Menant par la bride le coursier ailé de Hallan, Semlé quitta sa maison natale, descendit la colline, traversa le village des médiants, qui la saluèrent avec un respect morose, poursuivit sa route à travers des champs et des pâturages où paissaient les grands hérilor à demi sauvages aux ailes rognées, et parvint à une vallée verte comme une jatte peinte et regorgeant de soleil. Dans le creux de la vallée se nichait le village des Fiia, et, tandis qu’elle descendait vers lui, menant toujours son destrier par la bride, ces petits êtres fluets jaillissaient de leurs huttes et de leurs jardins pour accourir vers elle en riant et en criant de leurs voix faibles et grêles.
« Salut, Épouse de Halla, Dame de Kirien, Reine des vents, Semlé la Belle ! »
Ils lui donnaient des noms ravissants et doux à son oreille ; ils riaient de tout ce qu’ils disaient, et ce rire ne la gênait pas – parler et rire, c’était là leur nature. Elle les dominait de sa haute taille, immobile dans son manteau bleu au milieu de leur accueil tourbillonnant.
« Salut, Fiia, amis de la lumière et du soleil, amis des hommes ! »
Ils la conduisirent au village et la firent entrer dans une de leurs maisons bien aérées ; une volée d’enfants l’escortait. Il était impossible de donner un âge à un Fian adulte ; Semlé avait même de la peine à distinguer ces petits êtres les uns des autres tandis qu’ils s’affairaient, avec la rapidité des phalènes tournoyant autour d’une bougie, à identifier tel ou tel interlocuteur. Il lui sembla pourtant que l’un d’entre eux lui parla un moment tandis que les autres nourrissaient et choyaient son destrier, apportaient à la jeune femme de l’eau à boire et des jattes de fruits cueillis aux petits arbres de leurs vergers.
« Jamais de la vie ! s’écriait le petit homme. Ce ne sont pas les Fiia qui ont dérobé le collier des seigneurs de Kirien. Qu’ont-ils besoin d’or, noble dame ? Nous avons le soleil en année chaude, et en année froide le souvenir du soleil ; le seul or que nous aimions, c’est celui des fruits, des feuilles à l’arrière-saison, et de votre chevelure, dame de Kirien.
— C’est donc un médiant qui a volé ce bijou ? » dit-elle, et le chœur des petites voix fit entendre un long éclat de rire.
« Comment un médiant aurait-il eu cette audace ? Ô dame de Kirien, nul mortel ne sait comment fut volé le bijou merveilleux ! Personne, ni homme, ni médiant, ni Fian, nul parmi les Sept peuples ne saurait vous le dire.
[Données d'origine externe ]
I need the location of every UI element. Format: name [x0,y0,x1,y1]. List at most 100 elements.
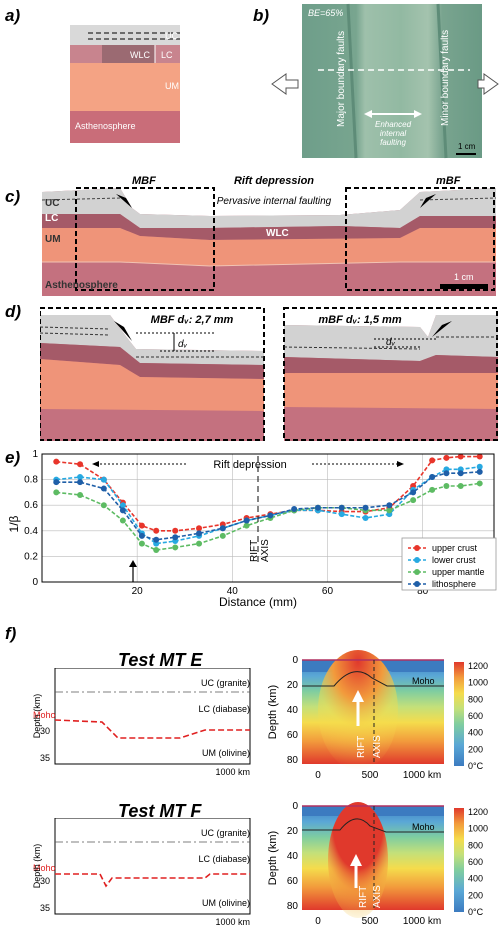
colorbar-tick-label: 200 [468,744,483,754]
data-point [386,507,393,514]
data-point [362,515,369,521]
test-f-ytick-35: 35 [40,903,50,913]
um-layer [70,63,180,111]
data-point [138,522,145,529]
y-tick-label: 0.6 [24,500,38,511]
chart-frame [41,453,495,583]
c-mbf-minor: mBF [436,175,461,187]
panel-b-photo: BE=65% Major boundary faults Minor bound… [271,3,499,159]
test-f-rift-text: RIFT [358,886,369,908]
colorbar-tick-label: 600 [468,711,483,721]
test-e-map-y0: 0 [292,655,298,666]
colorbar-tick-label: 800 [468,694,483,704]
c-asthenosphere: Asthenosphere [45,280,118,291]
data-point [172,527,179,534]
test-f-map-x0: 0 [315,916,321,927]
panel-e-label: e) [5,448,21,467]
panel-b-label: b) [253,6,270,25]
test-e-um: UM (olivine) [202,748,250,758]
test-e-map-y60: 60 [287,730,299,741]
data-point [476,480,483,487]
a-uc-text: UC [165,31,178,41]
data-point [153,527,160,534]
data-point [457,453,464,460]
legend-label: upper crust [432,543,478,553]
test-f-colorbar [454,808,464,912]
test-f-um: UM (olivine) [202,898,250,908]
test-f-ylabel: Depth (km) [32,844,42,889]
data-point [100,502,107,509]
colorbar-tick-label: 400 [468,874,483,884]
test-e-rift-text: RIFT [356,736,367,758]
test-e-profile: UC (granite) LC (diabase) UM (olivine) M… [32,668,251,777]
x-tick-label: 20 [132,586,144,597]
b-scale-text: 1 cm [458,142,476,151]
b-be-text: BE=65% [308,8,343,18]
legend-marker [414,581,420,587]
test-f-map-x1000: 1000 km [403,916,441,927]
test-e-map-y20: 20 [287,680,299,691]
test-f-map-y40: 40 [287,851,299,862]
colorbar-tick-label: 1200 [468,661,488,671]
test-f-map-y60: 60 [287,876,299,887]
data-point [476,453,483,460]
c-um: UM [45,234,61,245]
colorbar-tick-label: 1200 [468,807,488,817]
data-point [119,507,126,514]
test-f-moho-map: Moho [412,822,435,832]
b-enhanced-3: faulting [380,138,406,147]
colorbar-tick-label: 1000 [468,824,488,834]
data-point [243,517,250,524]
test-e-uc: UC (granite) [201,678,250,688]
data-point [410,489,417,496]
data-point [196,530,203,537]
b-minor-faults: Minor boundary faults [440,30,451,126]
d-right-dv: dᵥ [386,337,396,348]
panel-c-label: c) [5,187,21,206]
test-e-thermal-map: Moho RIFT AXIS Depth (km) 0 20 40 60 80 … [267,650,488,781]
panel-f-label: f) [5,624,17,643]
c-pervasive: Pervasive internal faulting [217,196,332,207]
test-e-axis-text: AXIS [372,735,383,758]
c-lc: LC [45,213,58,224]
x-tick-label: 80 [417,586,429,597]
test-f-map-ylabel: Depth (km) [267,831,279,885]
c-scale: 1 cm [454,272,474,282]
legend-label: upper mantle [432,567,485,577]
colorbar-tick-label: 600 [468,857,483,867]
a-lc-text: LC [161,50,173,60]
test-e-title: Test MT E [118,650,203,670]
data-point [77,479,84,486]
panel-a-diagram: UC WLC LC UM Asthenosphere [70,25,180,143]
data-point [443,454,450,461]
y-tick-label: 0 [32,577,38,588]
data-point [457,470,464,477]
data-point [410,497,417,504]
test-f-map-x500: 500 [362,916,379,927]
data-point [196,540,203,547]
data-point [100,485,107,492]
test-f-axis-text: AXIS [372,885,383,908]
data-point [476,463,483,470]
b-enhanced-1: Enhanced [375,120,412,129]
y-tick-label: 0.2 [24,551,38,562]
right-arrow-icon [477,73,499,95]
legend-label: lower crust [432,555,476,565]
data-point [314,504,321,511]
a-wlc-text: WLC [130,50,151,60]
colorbar-tick-label: 400 [468,728,483,738]
data-point [53,479,60,486]
data-point [196,525,203,532]
test-e-lc: LC (diabase) [198,704,250,714]
data-point [138,532,145,539]
left-arrow-icon [271,73,299,95]
series-upper-mantle [53,480,483,553]
legend-marker [414,545,420,551]
data-point [119,517,126,524]
test-e-moho-map: Moho [412,676,435,686]
panel-d-label: d) [5,302,22,321]
rift-axis-text-1: RIFT [249,540,260,562]
asthenosphere-layer [70,111,180,143]
x-axis-label: Distance (mm) [219,595,297,609]
data-point [362,504,369,511]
Seuls le savent les esprits des morts. Il y a bien longtemps de cela : ce fut lorsque Kirlé la Fière, dont Semlé est l’arrière-petite-fille, se promena seule au bord de la mer, du côté des grottes. Mais peut-être serait-il possible de le trouver chez les Ennemis du soleil.
— Les Argiliens ? »
Nouvel éclat de rire, plus fort mais nerveux.
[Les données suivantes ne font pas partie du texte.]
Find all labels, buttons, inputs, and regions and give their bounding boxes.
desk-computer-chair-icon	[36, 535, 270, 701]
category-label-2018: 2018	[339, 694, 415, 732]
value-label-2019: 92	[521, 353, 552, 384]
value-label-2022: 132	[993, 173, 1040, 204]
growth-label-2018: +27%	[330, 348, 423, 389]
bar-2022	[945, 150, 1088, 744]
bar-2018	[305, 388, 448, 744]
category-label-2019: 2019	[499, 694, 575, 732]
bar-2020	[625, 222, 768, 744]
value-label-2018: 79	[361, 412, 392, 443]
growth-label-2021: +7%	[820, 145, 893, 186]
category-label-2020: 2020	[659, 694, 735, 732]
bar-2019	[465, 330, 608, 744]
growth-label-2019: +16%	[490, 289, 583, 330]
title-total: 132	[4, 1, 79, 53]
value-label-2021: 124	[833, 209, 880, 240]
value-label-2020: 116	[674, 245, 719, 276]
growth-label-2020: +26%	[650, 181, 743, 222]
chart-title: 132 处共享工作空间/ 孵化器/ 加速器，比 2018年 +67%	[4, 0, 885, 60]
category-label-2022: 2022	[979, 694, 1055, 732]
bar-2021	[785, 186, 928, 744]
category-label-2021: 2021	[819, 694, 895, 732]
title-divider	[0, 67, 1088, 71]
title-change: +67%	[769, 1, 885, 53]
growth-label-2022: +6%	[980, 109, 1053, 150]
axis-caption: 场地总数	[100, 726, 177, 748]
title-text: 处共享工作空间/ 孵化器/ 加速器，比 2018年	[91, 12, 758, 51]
« Assieds-toi, Semlé à la chevelure rayonnante, toi qui nous reviens du septentrion. » Elle partagea donc leur repas, et ils furent aussi charmés par ses manières affables qu’elle le fut par celles de ces petites créatures. Mais comme ils l’entendaient répéter qu’elle voulait aller chez les Argiliens pour entrer en possession de son héritage, s’il se trouvait là, ils cessèrent peu à peu de rire et furent de moins en moins nombreux autour d’elle. Elle n’eut plus enfin qu’un Fian à ses côtés, peut-être celui qui lui avait parlé avant le repas.
« Ne va pas chez les Argiliens, Semlé », dit-il, et elle sentit un moment le cœur lui manquer. En abaissant lentement la main sur ses yeux, le Fian avait assombri toute l’atmosphère. Les fruits, dans leur plat, étaient d’un pâle gris cendré ; toutes les jattes d’eau limpide étaient vides.
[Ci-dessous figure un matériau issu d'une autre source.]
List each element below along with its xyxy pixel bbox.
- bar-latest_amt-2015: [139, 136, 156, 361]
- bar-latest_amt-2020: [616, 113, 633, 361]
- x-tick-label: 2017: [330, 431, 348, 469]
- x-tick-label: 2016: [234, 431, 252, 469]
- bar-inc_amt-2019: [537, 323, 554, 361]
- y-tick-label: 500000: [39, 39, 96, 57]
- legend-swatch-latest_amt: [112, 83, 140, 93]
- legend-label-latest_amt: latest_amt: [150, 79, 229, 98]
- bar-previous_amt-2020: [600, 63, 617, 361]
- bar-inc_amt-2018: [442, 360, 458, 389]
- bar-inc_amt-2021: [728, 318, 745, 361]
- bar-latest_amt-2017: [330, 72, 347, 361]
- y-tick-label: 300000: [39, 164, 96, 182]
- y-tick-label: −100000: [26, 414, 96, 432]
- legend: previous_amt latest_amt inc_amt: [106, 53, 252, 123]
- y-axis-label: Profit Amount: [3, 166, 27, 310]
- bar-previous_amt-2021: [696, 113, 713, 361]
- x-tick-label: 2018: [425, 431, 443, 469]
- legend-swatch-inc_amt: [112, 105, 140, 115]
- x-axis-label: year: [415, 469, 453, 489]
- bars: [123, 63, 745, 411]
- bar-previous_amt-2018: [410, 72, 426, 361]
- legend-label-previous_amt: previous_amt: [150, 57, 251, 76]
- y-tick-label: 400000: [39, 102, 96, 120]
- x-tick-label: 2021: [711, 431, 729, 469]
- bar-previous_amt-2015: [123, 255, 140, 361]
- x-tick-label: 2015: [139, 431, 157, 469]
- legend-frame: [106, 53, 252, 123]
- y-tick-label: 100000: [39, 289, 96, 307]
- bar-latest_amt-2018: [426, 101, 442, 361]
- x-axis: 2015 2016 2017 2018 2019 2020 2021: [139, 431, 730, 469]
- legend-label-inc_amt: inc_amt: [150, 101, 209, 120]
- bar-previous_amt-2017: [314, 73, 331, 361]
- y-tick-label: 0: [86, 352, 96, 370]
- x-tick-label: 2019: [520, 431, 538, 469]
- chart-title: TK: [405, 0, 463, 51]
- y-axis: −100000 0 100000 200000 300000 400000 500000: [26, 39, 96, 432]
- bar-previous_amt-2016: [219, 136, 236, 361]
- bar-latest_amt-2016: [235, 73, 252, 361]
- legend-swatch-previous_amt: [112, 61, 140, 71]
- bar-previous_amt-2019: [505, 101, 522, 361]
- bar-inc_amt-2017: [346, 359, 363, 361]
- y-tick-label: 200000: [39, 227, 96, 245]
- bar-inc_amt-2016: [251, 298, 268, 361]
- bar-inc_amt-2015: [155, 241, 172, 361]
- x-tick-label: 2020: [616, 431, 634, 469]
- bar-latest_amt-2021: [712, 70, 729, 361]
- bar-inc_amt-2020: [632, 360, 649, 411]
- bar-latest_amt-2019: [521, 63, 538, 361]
« Là-bas, dans les montagnes, les Fiia et les Gdemiar se sont séparés. Il y a longtemps de cela, dit le petit être serein. Avant cela, nous ne faisions qu’un. Ils sont ce que nous ne sommes pas, nous sommes ce qu’ils ne sont pas. Pense au soleil, à l’herbe, aux arbres qui portent des fruits, Semlé ; songe que toutes les routes qui vont vers les profondeurs ne vont pas aussi vers les hauteurs.
— Celle que je suis ne monte ni ne descend, aimable amphitryon, elle me mène droit à mon héritage. Je veux aller à lui, où qu’il se trouve, et le ramener chez moi. »
Le Fian s’inclina, en riant faiblement.
Sortie du village, elle monta sur son destrier zébré, et, répondant aux adieux des Fiia, s’éleva dans le vent de l’après-midi et dirigea son vol vers le sud-ouest en direction des grottes qui percent les côtes rocheuses de la mer de Kirien.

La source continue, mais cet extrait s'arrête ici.